Python - AbhiAgarwal/notes GitHub Wiki

Memory Management

Memory management in Python involves a private heap containing all Python objects and data structures. The management of this private heap is ensured internally by the Python memory manager. The Python memory manager has different components which deal with various dynamic storage management aspects, like sharing, segmentation, preallocation or caching.

Small cool things

Numpy

import numpy as np

# creating array as python array then
# converting it into a np array
a = [1, 2, 3, 4, 5]
b = np.array(a)

or

# creating array as np array
a = np.array([1, 2, 3, 4, 5])
# accessing eleent is easy as it is simply a[0], etc.

# n dimensions
a.ndim

# shape means how many elements and how many dimensions
# (number of elements, dimension per element)
a.shape

# reshape reshapes the array
b = a.reshape((5, 1))
# this would create a shape of (5, 1)
# where we have 2 dimensions as to access the array
# we must do b[0][0], etc.

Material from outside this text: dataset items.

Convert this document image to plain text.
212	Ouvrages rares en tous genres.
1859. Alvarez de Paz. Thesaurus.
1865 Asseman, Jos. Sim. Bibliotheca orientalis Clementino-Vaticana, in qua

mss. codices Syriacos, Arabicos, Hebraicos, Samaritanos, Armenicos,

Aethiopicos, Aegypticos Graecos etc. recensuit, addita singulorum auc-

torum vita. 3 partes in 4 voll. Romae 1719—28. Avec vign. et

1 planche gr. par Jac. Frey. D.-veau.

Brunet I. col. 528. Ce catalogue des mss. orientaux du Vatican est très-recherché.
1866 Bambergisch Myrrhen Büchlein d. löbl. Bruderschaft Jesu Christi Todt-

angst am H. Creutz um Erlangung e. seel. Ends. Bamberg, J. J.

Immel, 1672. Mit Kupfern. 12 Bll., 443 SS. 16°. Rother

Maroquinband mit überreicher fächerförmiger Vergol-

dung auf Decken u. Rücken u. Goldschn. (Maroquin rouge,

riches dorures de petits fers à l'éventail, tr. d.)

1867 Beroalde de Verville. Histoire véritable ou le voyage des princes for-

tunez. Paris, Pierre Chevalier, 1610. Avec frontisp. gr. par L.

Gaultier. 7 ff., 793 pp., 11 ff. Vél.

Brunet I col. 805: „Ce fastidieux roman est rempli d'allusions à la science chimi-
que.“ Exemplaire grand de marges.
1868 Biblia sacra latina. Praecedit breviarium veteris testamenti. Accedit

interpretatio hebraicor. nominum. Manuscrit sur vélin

Therefore e.ndim is 2

# The funny thing starts when we realize just how much the NumPy package is
optimized.
# so if you want a true copy not a reference then when you copy do
c = b.copy()

# we can also apply things on the whole to each element
# if we want to multiply each element by 2
c = c*2
# would do the trick

# we can also filter data 
# if we do 
c > 4 
# then we get back a boolean array
# with indexes of elements that are greater than 4 as being
# true

# To get only the elements we can do
c[c > 4]

# we can also set those values if we are required to
# if you want to change the values of all above a
# certain range then
c[c > 4] = 3
# would do the trick

# There is also a clip function that you can give a lower and upper bound
c.clip(0, 4)
# which would set the lower and upper bound and cut the values 
# lower or higher towards that

# check if not a number
np.isnan(c) 
# this function checks whether or not something is not
# a number or NaN

# declering array with nan
c = np.array([1, 2, np,nan])

# to filter you can also do
c[~np.isnan(c)]
# which uses the filter method and only
# returns the elements that are not NaN

# there is a cool mean method, which returns
# the mean of the numbers in the array
np.mean(c[~np.isnan(c)])

# finds datatype of the functions
c.dtype

Scipy

import scipy as sp

# getting data from file
data = sp.genfromtxt('filename', delimiter='\t')
# you have to specify the filename and the delimiter
# in order to be able to get the data from the file

# to think about the arrangement of the data we can do
# data.shape and see what it consists of

# to split the dimensions we can do
x = data[:, 0]
y = data[:, 1]

# the more the number of dimensions the more
# we are able to split
g = data[:, 2] 
# if we have 3 elements per sub-array

# to check the number of invalid data that has nan
# we can do
sp.sum(sp.isnan(y))
# we can also do sp.sum(np.isnan(y))

# then to filter we simply do
x = x[~sp.isnan(y)]
y = y[~sp.isnan(y)]

# to generate values from one to 0 -> 100 with length of 1000
sp.linspace(0, 100, 1000)

Matplotlib

# Plot Example
# Consider the example

import matplotlib.pyplot as plt
plt.scatter(x, y)
plt.title("Web traffic over the last month")
plt.xlabel("Time")
plt.ylabel("Hits/hour")
plt.xticks([w * 7 * 24 for w in range(10)], ['week %i'%w for w in range(10)])
plt.autoscale(tight=True)
plt.grid()
plt.show()